There was a high level of collusion between the ICC and the PA. When Bensouda announced on March 3, 2021, the ICC’s decision to investigate Israel, she did not disclose that she had secretly already revealed to the Palestinians her intent to prosecute Israelis for war crimes. Jordanian news sources (Jafra News, March 5, 2020) reported that the pre-trial process to determine jurisdiction was a sham in order to create the appearance of impartiality and protect the ICC’s image.
As noted by Palestinian Media Watch (April 23, 2020), various news agencies, including Jafra News, WAFA (the official PA news agency) and PA TV, reported that Bensouda had meetings with senior PA officials including PA Prime Minister Muhammad Shtayyeh. The late Dr. Saeb Erekat, secretary of the PLO Executive Committee, said on PA TV that the PA helped prepare Bensouda’s case and that Hamas and the Popular Front for the Liberation of Palestine (PFLP), both recognized as terror groups, also participated. A 45-member Palestinian committee established to keep contact with the ICC had six members from Hamas, including the committee spokesman, Dr. Ghazi Hamad.
All of this calls into question the objectivity of the court’s pre-trial jurisdiction determination, as well as the investigation itself. Such politicization will permanently discredit the ICC’s reputation and mission. It will join other international bodies that have been manipulated by the Palestinians for political purposes, such as the United Nations, its Human Rights (sic) Council and other agencies.

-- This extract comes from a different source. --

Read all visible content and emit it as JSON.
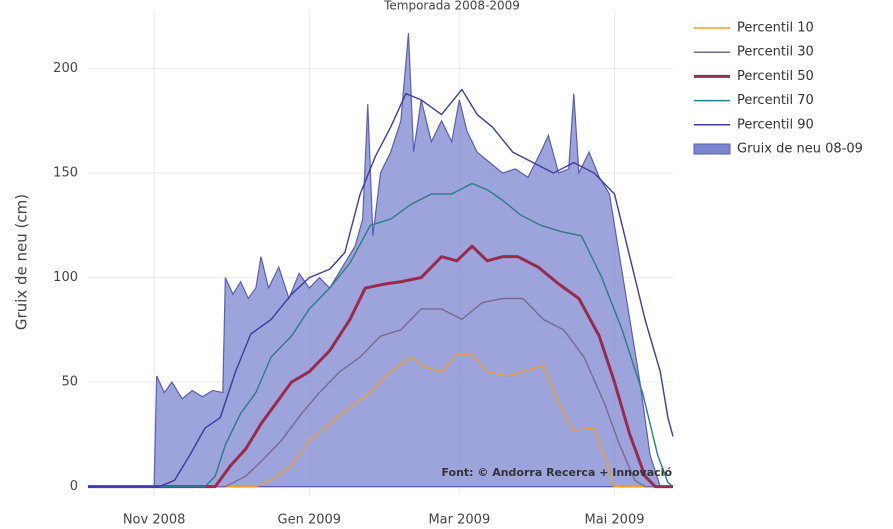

Bensouda’s term ends on June 15, 2021, and she will be replaced as chief prosecutor by Karim Ahmad Khan. It is highly doubtful that there will be a change in ICC policy. It would appear, rather, that Bensouda has tried her best to set the ICC on a predetermined course.
In fact, more than any other nation, Israel has adopted new tactics and developed technology to limit or avoid civilian casualties. Air missions have often been cancelled at the last possible moment because drones detected civilians in the target area. Giving up the element of surprise, Israel has warned civilians in target areas by literally tens of thousands of telephone calls prior to carrying out missions. A military legal department has veto power over specific mission targets. No other army in the world has as extensive measures to protect civilians in conflict zones as Israel.
That Israel is often involved in controversy is due to location, not because of careless warfare and bloodlust by the IDF. Unlike Europe or North America, Israel’s civilians are subjected to rocket fire and terror attacks regularly. The enemies next door purposefully place their rocket launchers and depots in residential areas, near schools, mosques and other civilian infrastructure, as is widely known, to discourage Israel’s defensive operations.
Now even Israel’s right of self-defense is being questioned by a tainted judicial process that plays into Hamas’s hands. If Israel won’t target a Hamas munitions depot in a residential area in Gaza due to the threat of international condemnation, it means those rockets and mortars will be fired at Ashkelon, Sderot, Tel Aviv and other population centers in Israel with impunity. That is the very antithesis of the ICC’s declared purpose. And a similar situation is brewing on Israel’s northern border, where Hizbullah has 150,000 rockets pointed southward. Almost every house in Southern Lebanon has become a launching pad.
Regardless of what the ICC ultimately decides, Israel is assured: “Behold, they may indeed gather together, but it is without My consent. Whoever will gather against you will fall because of you….Any weapon formed against you will not succeed; and any tongue that will arise against you in judgment, you will condemn” (Isa. 54:15, 17).